Enhancing Monocular Metric Depth Estimation through Adaptive Scaling

Jan 2025 - Mar 2025

This page is based on the following resources:
Report
Poster
Code

Introduction

Monocular depth estimation (MDE) is a core task in computer vision with applications in autonomous driving, robotics, and augmented reality (AR) [1][2]. Despite advances in deep learning, predicting metric depth from a single image remains difficult due to scale ambiguity — the loss of absolute scale during perspective projection [3][4]. This limits real-world deployment in tasks like robot navigation and 3D reconstruction [5].

Most MDE models predict relative depth, learning ordinal relationships without recovering true scale [6]. Some methods use LiDAR [7], stereo vision [8], or geometric self-supervision [9], but these approaches add complexity or lack generalization. Others assume fixed depth ranges [10], which fail across diverse scenes.

Recent efforts introduce learned scale factors [10], depth priors [11], or motion cues [12], but often lack robustness in unfamiliar environments.

We address this with a lightweight adaptive scaling framework that predicts an image-specific depth scaling factor, enabling accurate metric depth estimation without extra sensors or manual tuning. Our pipeline involves:

  1. Generating optimal scaling factors by minimizing scale-invariant error between predicted and ground-truth depth maps from NYU Depth V2, using Depth Anything V2 as the base predictor [10].
  2. Training a lightweight CNN to predict these scale corrections directly from RGB images.

Our method improves monocular depth estimation across metrics like AbsRel, RMSE, and δ₁ accuracy, enhancing reliability in real-world robotics, AR, and scene understanding.

Method

Generating Optimal Scaling Factors

We first examine Depth Anything V2 [10], a state-of-the-art monocular depth estimation model, on the NYU Depth V2 dataset to evaluate its metric depth estimation performance.
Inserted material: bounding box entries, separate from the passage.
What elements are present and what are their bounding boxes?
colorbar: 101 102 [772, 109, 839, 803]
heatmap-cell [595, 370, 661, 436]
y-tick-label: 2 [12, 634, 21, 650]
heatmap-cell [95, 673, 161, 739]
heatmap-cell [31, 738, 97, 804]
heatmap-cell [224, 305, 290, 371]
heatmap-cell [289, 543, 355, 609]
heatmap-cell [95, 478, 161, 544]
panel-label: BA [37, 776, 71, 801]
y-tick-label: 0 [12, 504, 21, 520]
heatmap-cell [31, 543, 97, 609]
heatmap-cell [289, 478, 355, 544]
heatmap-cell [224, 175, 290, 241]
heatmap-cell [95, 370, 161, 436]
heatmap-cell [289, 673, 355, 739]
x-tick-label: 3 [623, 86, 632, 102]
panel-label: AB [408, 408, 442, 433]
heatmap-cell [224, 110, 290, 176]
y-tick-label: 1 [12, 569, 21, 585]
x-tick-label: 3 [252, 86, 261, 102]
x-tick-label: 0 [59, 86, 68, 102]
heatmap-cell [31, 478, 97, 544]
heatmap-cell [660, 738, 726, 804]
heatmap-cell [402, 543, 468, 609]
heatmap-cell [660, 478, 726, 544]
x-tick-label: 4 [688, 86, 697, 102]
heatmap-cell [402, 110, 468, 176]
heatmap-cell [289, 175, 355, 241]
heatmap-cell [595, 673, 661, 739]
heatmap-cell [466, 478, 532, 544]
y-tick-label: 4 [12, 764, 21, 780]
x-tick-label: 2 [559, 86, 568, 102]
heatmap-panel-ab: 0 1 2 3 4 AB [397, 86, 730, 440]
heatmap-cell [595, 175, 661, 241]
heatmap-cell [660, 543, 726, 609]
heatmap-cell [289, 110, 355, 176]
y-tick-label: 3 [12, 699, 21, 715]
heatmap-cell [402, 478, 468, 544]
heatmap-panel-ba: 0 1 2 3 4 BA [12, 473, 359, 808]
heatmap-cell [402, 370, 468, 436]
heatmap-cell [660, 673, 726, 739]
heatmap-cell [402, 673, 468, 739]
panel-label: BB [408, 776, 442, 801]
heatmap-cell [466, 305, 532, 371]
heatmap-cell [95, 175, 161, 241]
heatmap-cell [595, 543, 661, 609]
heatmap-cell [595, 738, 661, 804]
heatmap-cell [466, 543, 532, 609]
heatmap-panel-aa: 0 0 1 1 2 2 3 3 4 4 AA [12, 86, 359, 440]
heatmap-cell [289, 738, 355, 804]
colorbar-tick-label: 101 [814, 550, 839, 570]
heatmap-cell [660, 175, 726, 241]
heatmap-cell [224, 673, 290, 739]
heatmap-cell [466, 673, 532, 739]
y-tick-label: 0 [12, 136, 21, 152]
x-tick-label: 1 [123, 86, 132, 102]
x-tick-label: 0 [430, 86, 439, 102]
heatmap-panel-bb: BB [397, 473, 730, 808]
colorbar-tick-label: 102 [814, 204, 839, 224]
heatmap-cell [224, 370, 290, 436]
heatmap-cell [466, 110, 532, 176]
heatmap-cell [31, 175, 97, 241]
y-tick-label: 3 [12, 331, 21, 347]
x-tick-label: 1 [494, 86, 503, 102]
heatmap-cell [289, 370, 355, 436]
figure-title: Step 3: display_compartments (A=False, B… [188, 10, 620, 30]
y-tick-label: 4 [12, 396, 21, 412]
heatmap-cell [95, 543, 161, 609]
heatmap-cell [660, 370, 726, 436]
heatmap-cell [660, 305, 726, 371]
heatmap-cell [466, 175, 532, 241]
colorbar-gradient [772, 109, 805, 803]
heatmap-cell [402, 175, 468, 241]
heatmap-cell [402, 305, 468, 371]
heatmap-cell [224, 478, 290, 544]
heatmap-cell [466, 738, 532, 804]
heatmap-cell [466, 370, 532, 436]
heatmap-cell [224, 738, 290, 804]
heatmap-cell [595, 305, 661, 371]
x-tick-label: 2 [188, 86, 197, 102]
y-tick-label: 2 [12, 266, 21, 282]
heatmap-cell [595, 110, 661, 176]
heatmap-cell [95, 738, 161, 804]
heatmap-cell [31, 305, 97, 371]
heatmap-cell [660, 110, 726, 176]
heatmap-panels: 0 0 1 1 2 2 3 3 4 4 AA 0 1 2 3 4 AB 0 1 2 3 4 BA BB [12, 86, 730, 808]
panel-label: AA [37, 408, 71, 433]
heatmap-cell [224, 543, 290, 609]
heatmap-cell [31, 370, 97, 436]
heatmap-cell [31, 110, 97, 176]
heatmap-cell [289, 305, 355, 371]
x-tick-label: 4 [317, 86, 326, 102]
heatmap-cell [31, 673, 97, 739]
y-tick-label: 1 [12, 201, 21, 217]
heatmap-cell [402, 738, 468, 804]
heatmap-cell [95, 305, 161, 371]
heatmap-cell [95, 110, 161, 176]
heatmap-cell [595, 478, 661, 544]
As illustrated in Fig. 1, the model produces depth maps whose distributions closely resemble the ground truth, indicating accurate prediction of relative depth.

However, despite this structural similarity, the predicted maps consistently exhibit linear scale discrepancies when compared to ground truth, highlighting the classic scale ambiguity challenge in monocular depth estimation.

This observation motivated our core hypothesis: that learning to predict an image-specific scaling factor could substantially improve the metric accuracy of monocular depth predictions, without modifying the base model or requiring extra sensors.



Fig. 1: Top: Ground truth depth maps. Bottom: Depth Anything V2 predictions. Scale discrepancies in the predicted maps are clearly visible.

To correct these predictions, we compute an optimal scaling factor for each image that aligns the predicted and ground-truth depth distributions by minimizing the Wasserstein distance. The Wasserstein distance (also known as Earth Mover’s Distance) measures the minimum “effort” required to transform one distribution into another — making it a natural choice for aligning depth histograms, where the goal is to correct global scale without distorting the underlying structure. This formulation allows us to find the scale that best matches the predicted depth distribution to the ground truth:

\[ s^* = \underset{s \in [0.1, 2.0]}{\arg\min} \, W(s \cdot D_{\text{pred}}, D_{\text{gt}}) \]

Here, \( s^* \) denotes the optimal scaling factor, \( D_{\text{pred}} \) is the predicted depth map generated by Depth Anything V2, and \( D_{\text{gt}} \) represents the ground truth depth map. The function \( W \) refers to the Wasserstein distance, capturing the global discrepancy between the two distributions.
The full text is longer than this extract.